I went with the Lovells RR bushings, no problems out of mine. I've done HPDE's and canyon twisties, and they are still holding up. It's not necessary replace the rears unless you want to remove as much flex as you can. I replaced all the bushings in the front end.

Here is my threads: http://www.gtoforum.com/f39/front-end-now-99-poly-28625/


----------



## jpalamar (Jul 22, 2008)

I'm doing Lovells. The full no rub kit is like $350 that includes strut mounts, RR bushing, and all that good stuff.

I'm sticking clear of Pedders are much as possible. Too many reviews from people with parts beign back ordered.

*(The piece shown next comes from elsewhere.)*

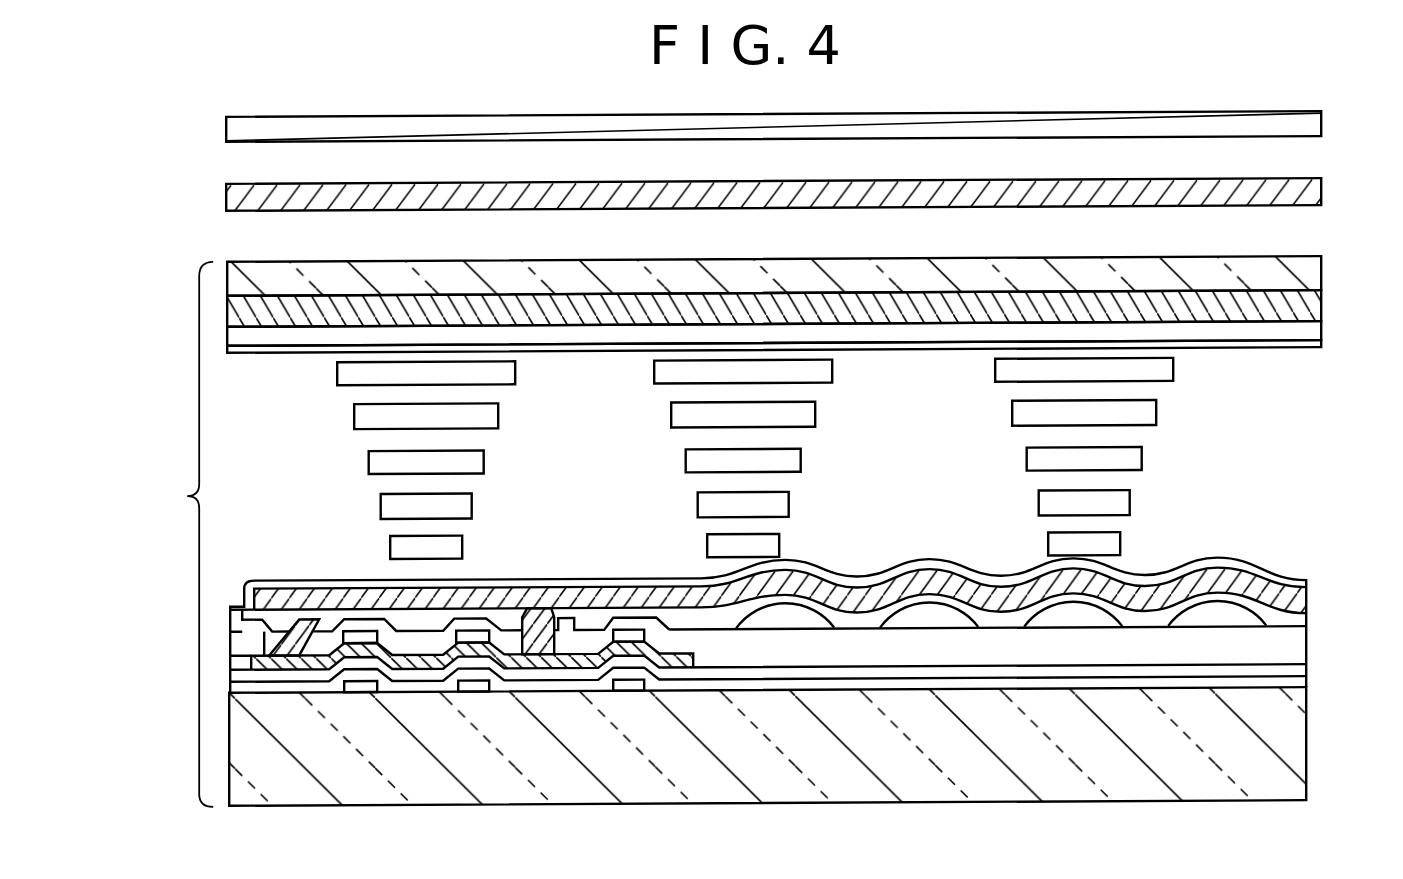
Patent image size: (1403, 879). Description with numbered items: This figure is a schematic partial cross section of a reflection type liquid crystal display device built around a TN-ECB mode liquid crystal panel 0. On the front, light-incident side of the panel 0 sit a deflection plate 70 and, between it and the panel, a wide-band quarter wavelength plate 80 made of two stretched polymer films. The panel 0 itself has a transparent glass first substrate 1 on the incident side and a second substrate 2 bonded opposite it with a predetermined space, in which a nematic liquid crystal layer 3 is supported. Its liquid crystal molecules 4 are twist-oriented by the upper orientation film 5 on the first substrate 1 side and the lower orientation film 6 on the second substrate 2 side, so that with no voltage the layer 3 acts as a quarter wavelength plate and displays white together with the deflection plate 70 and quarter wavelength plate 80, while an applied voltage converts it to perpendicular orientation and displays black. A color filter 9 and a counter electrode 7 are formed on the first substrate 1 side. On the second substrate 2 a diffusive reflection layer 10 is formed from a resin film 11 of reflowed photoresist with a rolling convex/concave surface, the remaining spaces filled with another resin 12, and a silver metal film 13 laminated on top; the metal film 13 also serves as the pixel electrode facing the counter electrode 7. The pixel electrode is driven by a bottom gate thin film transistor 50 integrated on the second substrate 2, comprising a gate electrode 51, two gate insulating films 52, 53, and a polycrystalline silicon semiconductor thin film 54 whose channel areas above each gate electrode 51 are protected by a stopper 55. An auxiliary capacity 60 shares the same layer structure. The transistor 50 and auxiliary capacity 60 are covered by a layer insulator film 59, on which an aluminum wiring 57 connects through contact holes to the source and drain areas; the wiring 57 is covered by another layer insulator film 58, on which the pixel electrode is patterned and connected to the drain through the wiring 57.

No thanks.


----------



## svede1212 (Nov 1, 2005)

Lovells is the way to go.


----------



## RJ_05GTO (Jul 6, 2008)

Cool! It seems to be a unanimous decision. Lovells it will be then. Where is the best place to buy from? Thanks!


----------



## svede1212 (Nov 1, 2005)

Kollar Racing


----------



## RJ_05GTO (Jul 6, 2008)

svede1212 said:


> Kollar Racing


Thanks! I got them ordered. I cant wait LOL! I have always noticed the car felt a little strange up front when I braked hard and all of the tires wear out on the inside faster than the outside. I think new struts and springs are coming next but im taking it one job at a time.


----------



## kokapops (Jun 22, 2009)

RJ_05GTO said:


> Thanks! I got them ordered. I cant wait LOL! I have always noticed the car felt a little strange up front when I braked hard and all of the tires wear out on the inside faster than the outside. I think new struts and springs are coming next but im taking it one job at a time.

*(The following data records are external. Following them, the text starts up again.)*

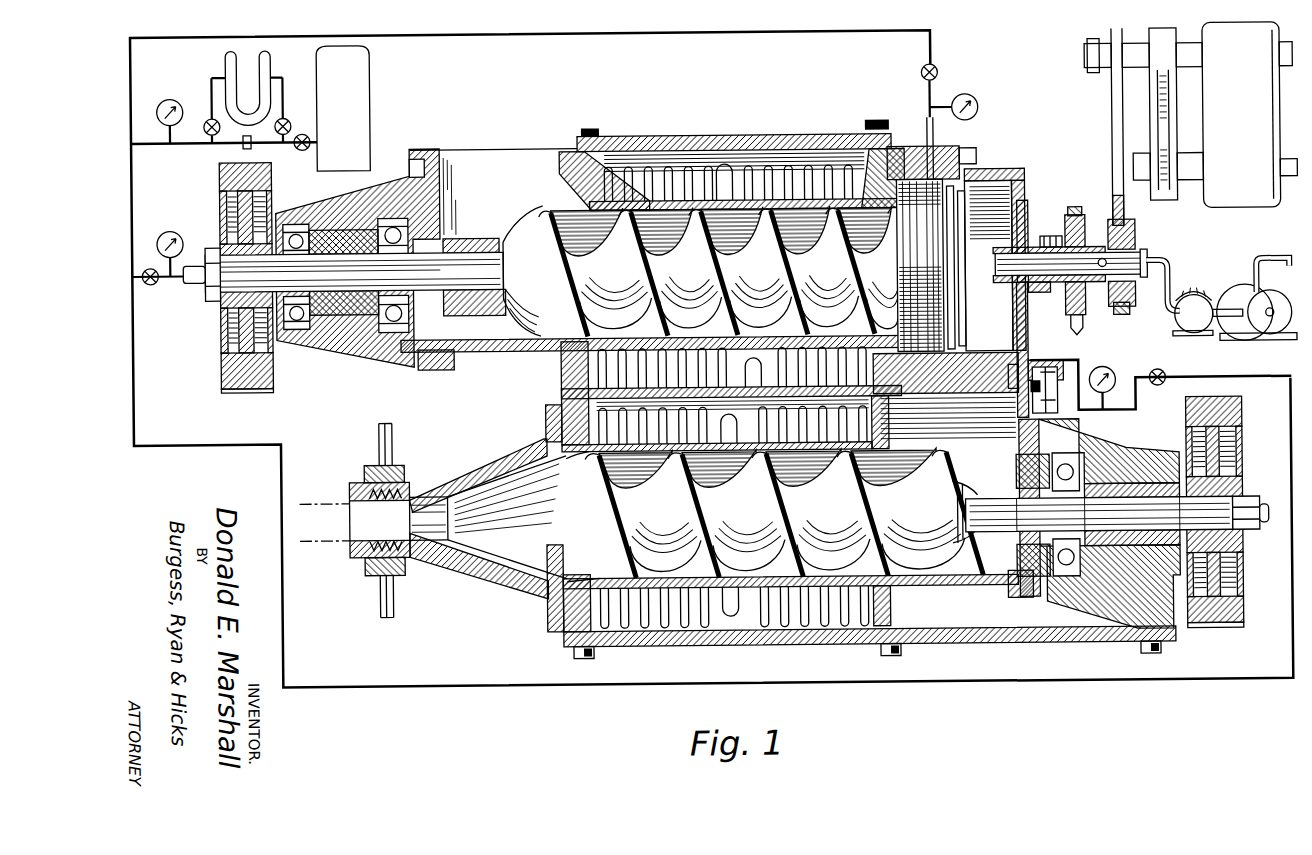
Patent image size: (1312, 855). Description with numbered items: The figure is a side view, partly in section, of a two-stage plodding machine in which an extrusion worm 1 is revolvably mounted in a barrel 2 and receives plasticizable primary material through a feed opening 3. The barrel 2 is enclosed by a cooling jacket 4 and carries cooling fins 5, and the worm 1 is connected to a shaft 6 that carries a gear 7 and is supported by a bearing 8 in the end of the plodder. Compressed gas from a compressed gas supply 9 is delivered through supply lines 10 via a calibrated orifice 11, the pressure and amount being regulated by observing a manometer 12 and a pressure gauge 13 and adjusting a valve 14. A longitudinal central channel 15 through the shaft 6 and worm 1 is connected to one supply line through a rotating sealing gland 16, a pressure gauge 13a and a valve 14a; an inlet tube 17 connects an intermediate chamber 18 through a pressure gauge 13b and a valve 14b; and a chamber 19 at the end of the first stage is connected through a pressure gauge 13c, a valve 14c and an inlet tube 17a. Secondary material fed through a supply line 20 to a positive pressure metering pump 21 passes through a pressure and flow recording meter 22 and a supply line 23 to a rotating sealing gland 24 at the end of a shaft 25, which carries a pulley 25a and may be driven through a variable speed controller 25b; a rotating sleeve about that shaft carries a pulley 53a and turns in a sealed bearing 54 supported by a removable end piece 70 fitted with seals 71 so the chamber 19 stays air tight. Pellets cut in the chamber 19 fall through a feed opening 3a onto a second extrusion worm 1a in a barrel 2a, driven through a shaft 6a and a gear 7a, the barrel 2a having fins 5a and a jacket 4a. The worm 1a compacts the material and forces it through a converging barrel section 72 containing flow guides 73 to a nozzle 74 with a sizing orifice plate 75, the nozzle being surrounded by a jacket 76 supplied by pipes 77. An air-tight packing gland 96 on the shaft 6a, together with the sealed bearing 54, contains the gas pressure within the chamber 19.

The extrusion worm 1 is at (576, 253).
The extrusion worm 1a is at (945, 440).
The barrel 2 is at (710, 338).
The barrel 2a is at (941, 590).
The feed opening 3 is at (497, 148).
The feed opening 3a is at (973, 391).
The cooling jacket 4 is at (677, 136).
The jacket 4a is at (979, 644).
The cooling fins 5 is at (749, 166).
The fins 5a is at (833, 617).
The shaft 6 is at (343, 283).
The shaft 6a is at (1122, 500).
The gear 7 is at (220, 173).
The gear 7a is at (1243, 607).
The bearing 8 is at (292, 338).
The compressed gas supply 9 is at (343, 109).
The supply lines 10 is at (475, 42).
The calibrated orifice 11 is at (241, 146).
The manometer 12 is at (225, 60).
The pressure gauge 13 is at (169, 99).
The pressure gauge 13a is at (170, 230).
The pressure gauge 13b is at (979, 93).
The pressure gauge 13c is at (1105, 367).
The valve 14 is at (300, 152).
The valve 14a is at (149, 285).
The valve 14b is at (921, 71).
The valve 14c is at (1160, 372).
The longitudinal central channel 15 is at (503, 267).
The rotating sealing gland 16 is at (205, 294).
The inlet tube 17 is at (935, 130).
The inlet tube 17a is at (1068, 360).
The intermediate chamber 18 is at (932, 200).
The chamber 19 is at (1005, 337).
The supply line 20 is at (1275, 256).
The positive pressure metering pump 21 is at (1236, 297).
The pressure and flow recording meter 22 is at (1195, 290).
The supply line 23 is at (1169, 270).
The rotating sealing gland 24 is at (1146, 254).
The shaft 25 is at (1088, 297).
The pulley 25a is at (1129, 311).
The variable speed controller 25b is at (1191, 124).
The pulley 53a is at (1047, 230).
The sealed bearing 54 is at (1020, 287).
The end piece 70 is at (1021, 168).
The seals 71 is at (1032, 382).
The converging barrel section 72 is at (500, 571).
The flow guides 73 is at (494, 478).
The nozzle 74 is at (413, 549).
The sizing orifice plate 75 is at (353, 497).
The jacket 76 is at (365, 567).
The pipes 77 is at (379, 435).
The air-tight packing gland 96 is at (1010, 477).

Did you replace them already, How hard was that? What did you order from Kollar
Thanks


----------



## RJ_05GTO (Jul 6, 2008)

I have not installed the RR bushings yet. The weather has not been too good so I havnt hardly drove the car in weeks and I have not been very motivated to install them. I will probably get to them within the next two weeks. I ordered them from Kollar Racing. It looks like a pretty easy install I just need to do it.


----------



## mtlmark (Oct 17, 2010)

I ordered the no rub kit and installed the RR bushings, it was real easy (if you are decently handy or somewhat mechanical), and I installed new struts to go with the bearings and strut bushings. I just had it aligned at the dealer today, it drives very nice, they actually used the RR bushings ability to adjust the caster to spec, it was worth the money. The struts were a bit more difficult to install, but the RR bushings are pretty easy. It took me and my buddy about 6 hours to do everything (struts, bushings, and bearings).


----------



## mtlmark (Oct 17, 2010)

Oh yeah, when they aligned it, it got rid of the spongy brake feel, and the vibration in the steering wheel that I though was the tire balance.


----------



## RJ_05GTO (Jul 6, 2008)

I finally installed my RR bushings. The install was very easy. I used the standard caster setting. The only issue I had was with the removal of the old RR bushings. I bought two 24mm sockets one standard and one deep. The standard socket was too short and the deep socket was too long so if you are going to do the install you need a mid length socket. I didnt feel like going to the store and looking for one so I cut off about a 1/2'' off of the deep socket with a cutoff disk and everything was gravy after that. The car feels a lot better under hard braking... I would say it is money well spent!


----------